Nope, that's wrong: the FT write up was not positive about Boo or the prospects of the fast fashion sector overall. They implied the underlying structure had been revealed to be weak and unprofitable, and that these companies are basically uninvestible.
FT has two short articles that sum up Boo's underwhelming results today. A bid would pep up the SP but there's nothing credible in the quality press to say one is imminent; I think that might be unfounded rumour only. Once the dust settles, this will drift down like did today and visit the 30s again.
Potential owner-earnings over the next few years look non-existent. Therefore the equity can't be worth much more than whatever's left of the assets if the debt were to be repaid.
Yep, it's a bit iffy Daytrade. Along with misspelling 'calendar' and 'statement' in the slides. There's a spellchecker with almost all software nowadays; there's no excuse for basic blunders - it's sloppy and unprofessional.
What isn't mentioned is why revenues are down ~20% in real terms, because that's what's caused the profit to dry up.
Boo seem to be trying to portray this in results and publications as somehow being expected, even planned and a necessary pain to endure on the pathway to growth and expansion (or, more accurately, back to the growth and expansion of a few years back).
I don't remember them saying a few years ago 'we'll now embrace a period of operating losses and falling revenue for a couple of years, to enable greater success to be had several years from now'. It seems that they only begun to reason this way once the slump in performance was well under way.

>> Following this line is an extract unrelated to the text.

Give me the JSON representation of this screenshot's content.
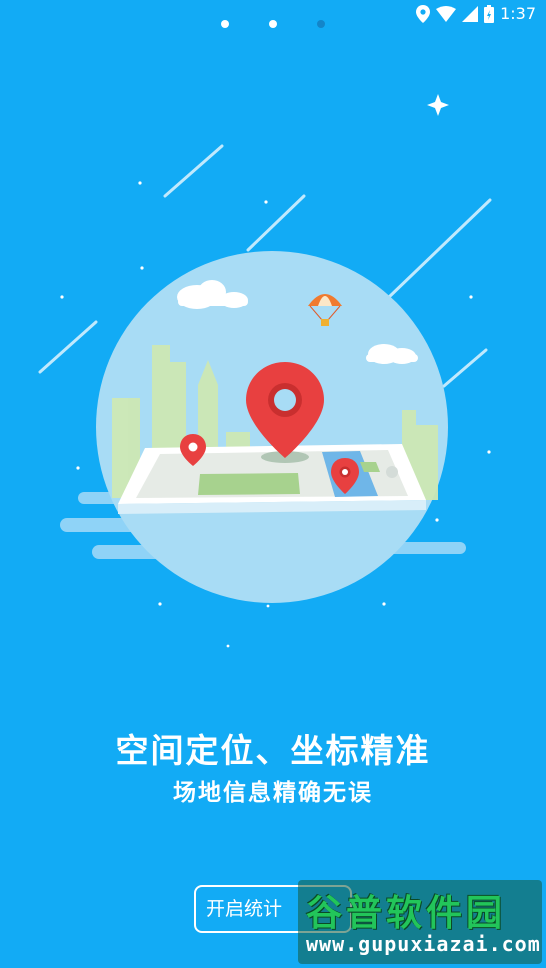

Comparing your 'annual results' with those of three years ago too is a bit of naughty chicanery...allows bigger percentage numbers to be front and centre on the slides.
'just objective analysis as normal from me' From the expert that yesterday was depreciating freehold land and buildings over three years!
There are some real shoddy spelling mistakes in the presentation; it's as if you could've been helping them with it. Day isn't over yet and I'm 50/50 on it sinking back in to the 30s.
Presume the MM's are manipulating the price, volume and so on today as always. Perhaps they're in a good mood or decided they were sick of you moaning and wanted to cheer you up for a day.
It's a frothy response from the SP. It looks like a relief rally that there's still been no mention of a cash call or capital restructure. I expect the air will come out of the SP again once the excitement dies down.
I've seen no convincing explanation yet about why steeply declining revenues are not a concern, or why the cash balance is represented almost in full by the debt of the fully drawn revolver. Why keep that in the business if they're not having to rely on it extensively? if that's taken away, the business is barely capable of sustaining itself. Similar is the cashflow: take out the reduced inventory position, and barely any cash is being generated from sales.
Revenue forecast down another 5% next year, US sales (and presumably reputation with it) drying up in a region that's absorbed loads of CAPEX makes it look like a costly misstep. Realistically, little chance of operating profits until FY25 at the earliest.
'There will be a whole load of angry shouting on here for the first couple of hours and some of the worst of human nature will be on display.'
At last, some self-awareness about your own behaviour. Well done tradey, have a lollipop.
You'll never get through the whole morning without posting.